Um novo jogo de terror quer fugir de um cenário bastante comum no gênero. Em vez de cidades americanas, tão frequentes em produções de survival horror, Holstin aposta em uma ambientação pouco explorada nos videogames. O projeto, dirigido por Rafał Sankowski, leva os jogadores para o interior da Polônia nos anos 1990 e busca construir uma identidade própria em meio a referências dominadas pela cultura dos Estados Unidos.
Segundo Sankowski, a predominância de cenários americanos no terror pode ser explicada por fatores como o chamado “Sonho Americano”, a influência de filmes de horror dos anos 1980 e o fato de muitos estúdios do setor terem origem nos Estados Unidos. Ainda assim, o diretor decidiu seguir outro caminho com Holstin, um jogo que já chama atenção por seu visual e pela capacidade de alternar entre perspectivas isométrica e em terceira pessoa, além de diversos outros ângulos de câmera em momentos pontuais.

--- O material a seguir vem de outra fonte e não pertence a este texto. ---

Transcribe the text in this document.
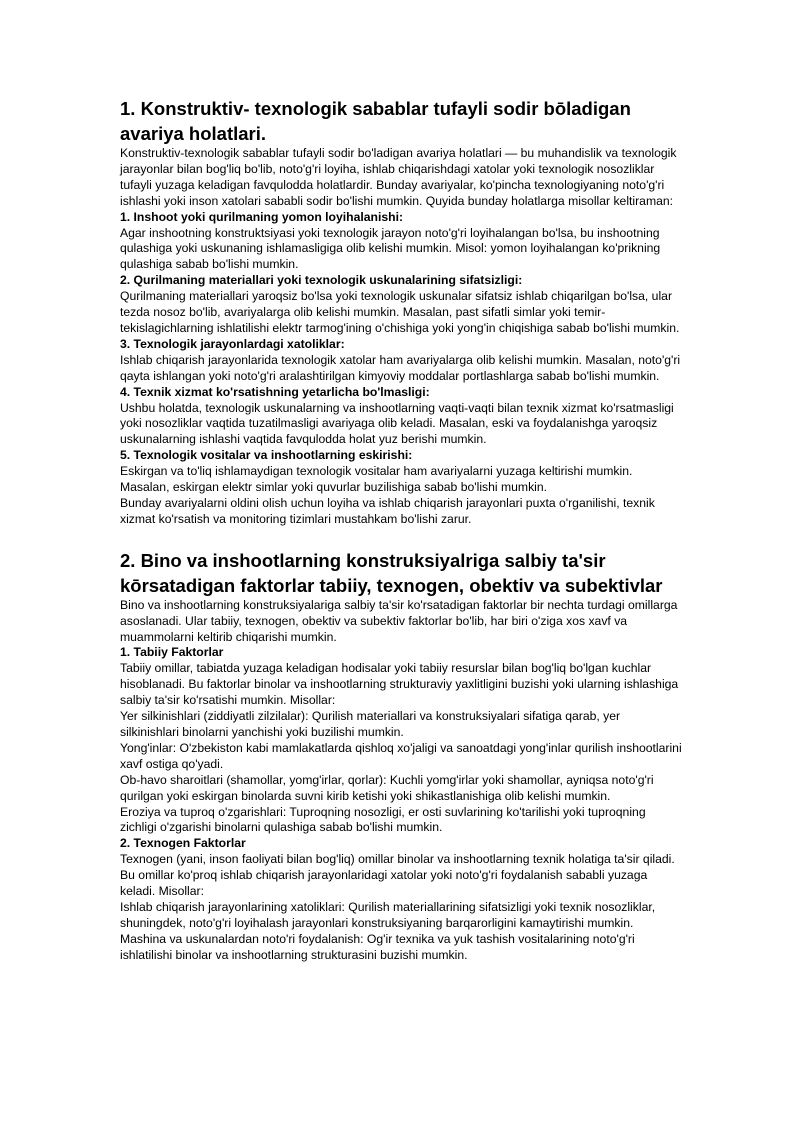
1. Konstruktiv- texnologik sabablar tufayli sodir bōladigan avariya holatlari.

Konstruktiv-texnologik sabablar tufayli sodir bo'ladigan avariya holatlari — bu muhandislik va texnologik jarayonlar bilan bog'liq bo'lib, noto'g'ri loyiha, ishlab chiqarishdagi xatolar yoki texnologik nosozliklar tufayli yuzaga keladigan favqulodda holatlardir. Bunday avariyalar, ko'pincha texnologiyaning noto'g'ri ishlashi yoki inson xatolari sababli sodir bo'lishi mumkin. Quyida bunday holatlarga misollar keltiraman:

1. Inshoot yoki qurilmaning yomon loyihalanishi:

Agar inshootning konstruktsiyasi yoki texnologik jarayon noto'g'ri loyihalangan bo'lsa, bu inshootning qulashiga yoki uskunaning ishlamasligiga olib kelishi mumkin. Misol: yomon loyihalangan ko'prikning qulashiga sabab bo'lishi mumkin.

2. Qurilmaning materiallari yoki texnologik uskunalarining sifatsizligi:

Qurilmaning materiallari yaroqsiz bo'lsa yoki texnologik uskunalar sifatsiz ishlab chiqarilgan bo'lsa, ular tezda nosoz bo'lib, avariyalarga olib kelishi mumkin. Masalan, past sifatli simlar yoki temir-tekislagichlarning ishlatilishi elektr tarmog'ining o'chishiga yoki yong'in chiqishiga sabab bo'lishi mumkin.

3. Texnologik jarayonlardagi xatoliklar:

Ishlab chiqarish jarayonlarida texnologik xatolar ham avariyalarga olib kelishi mumkin. Masalan, noto'g'ri qayta ishlangan yoki noto'g'ri aralashtirilgan kimyoviy moddalar portlashlarga sabab bo'lishi mumkin.

4. Texnik xizmat ko'rsatishning yetarlicha bo'lmasligi:

Ushbu holatda, texnologik uskunalarning va inshootlarning vaqti-vaqti bilan texnik xizmat ko'rsatmasligi yoki nosozliklar vaqtida tuzatilmasligi avariyaga olib keladi. Masalan, eski va foydalanishga yaroqsiz uskunalarning ishlashi vaqtida favqulodda holat yuz berishi mumkin.

5. Texnologik vositalar va inshootlarning eskirishi:

Eskirgan va to'liq ishlamaydigan texnologik vositalar ham avariyalarni yuzaga keltirishi mumkin. Masalan, eskirgan elektr simlar yoki quvurlar buzilishiga sabab bo'lishi mumkin.

Bunday avariyalarni oldini olish uchun loyiha va ishlab chiqarish jarayonlari puxta o'rganilishi, texnik xizmat ko'rsatish va monitoring tizimlari mustahkam bo'lishi zarur.

2. Bino va inshootlarning konstruksiyalriga salbiy ta'sir kōrsatadigan faktorlar tabiiy, texnogen, obektiv va subektivlar

Bino va inshootlarning konstruksiyalariga salbiy ta'sir ko'rsatadigan faktorlar bir nechta turdagi omillarga asoslanadi. Ular tabiiy, texnogen, obektiv va subektiv faktorlar bo'lib, har biri o'ziga xos xavf va muammolarni keltirib chiqarishi mumkin.

1. Tabiiy Faktorlar

Tabiiy omillar, tabiatda yuzaga keladigan hodisalar yoki tabiiy resurslar bilan bog'liq bo'lgan kuchlar hisoblanadi. Bu faktorlar binolar va inshootlarning strukturaviy yaxlitligini buzishi yoki ularning ishlashiga salbiy ta'sir ko'rsatishi mumkin. Misollar:

Yer silkinishlari (ziddiyatli zilzilalar): Qurilish materiallari va konstruksiyalari sifatiga qarab, yer silkinishlari binolarni yanchishi yoki buzilishi mumkin.

Yong'inlar: O'zbekiston kabi mamlakatlarda qishloq xo'jaligi va sanoatdagi yong'inlar qurilish inshootlarini xavf ostiga qo'yadi.

Ob-havo sharoitlari (shamollar, yomg'irlar, qorlar): Kuchli yomg'irlar yoki shamollar, ayniqsa noto'g'ri qurilgan yoki eskirgan binolarda suvni kirib ketishi yoki shikastlanishiga olib kelishi mumkin.

Eroziya va tuproq o'zgarishlari: Tuproqning nosozligi, er osti suvlarining ko'tarilishi yoki tuproqning zichligi o'zgarishi binolarni qulashiga sabab bo'lishi mumkin.

2. Texnogen Faktorlar

Texnogen (yani, inson faoliyati bilan bog'liq) omillar binolar va inshootlarning texnik holatiga ta'sir qiladi. Bu omillar ko'proq ishlab chiqarish jarayonlaridagi xatolar yoki noto'g'ri foydalanish sababli yuzaga keladi. Misollar:

Ishlab chiqarish jarayonlarining xatoliklari: Qurilish materiallarining sifatsizligi yoki texnik nosozliklar, shuningdek, noto'g'ri loyihalash jarayonlari konstruksiyaning barqarorligini kamaytirishi mumkin.

Mashina va uskunalardan noto'ri foydalanish: Og'ir texnika va yuk tashish vositalarining noto'g'ri ishlatilishi binolar va inshootlarning strukturasini buzishi mumkin.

A história se passa em 1992, em uma pequena cidade polonesa que esconde um mistério sombrio. Ruas mal iluminadas, construções marcadas pelo impacto da guerra e pelos anos de ocupação soviética, além de uma atmosfera opressiva, definem o cenário do jogo. No decorrer da trama, o protagonista percebe que uma infecção misteriosa tomou conta da cidade e de seus habitantes.
Para o diretor, parte dessa sensação de inquietação nasce justamente do contexto histórico e geográfico, já que para muitos jogadores internacionais a Polônia daquele período pode parecer ao mesmo tempo desconhecida e perturbadora.
Sankowski afirma que a escolha também reflete o desejo de mostrar um lado de seu país pouco representado na cultura popular. Ele lembra que estúdios como a Bloober Team já exploraram o passado polonês, como no caso de Cronos: The New Dawn, ambientado nos anos 1980 e inspirado em elementos históricos locais. Ainda assim, Holstin se apresenta como uma espécie de “carta de amor à Polônia dos anos 1990”, período marcado por profundas transformações sociais e por uma estética bastante particular, raramente vista em jogos ou produções internacionais.
O diretor também reconhece a influência de grandes nomes do gênero, incluindo The Last of Us, mas ressalta que estúdios independentes precisam encontrar seu próprio caminho. “Eu amo The Last of Us, mas não quero jogar outro jogo ambientado em uma pequena cidade americana”, afirmou. Segundo ele, esse tipo de cenário funciona em grandes produções, mas pode se tornar repetitivo quando replicado continuamente em projetos menores.
Embora Holstin ainda não tenha uma data de lançamento definida, jogadores interessados já podem conhecer um pouco do projeto em uma demonstração gratuita disponibilizada no Steam.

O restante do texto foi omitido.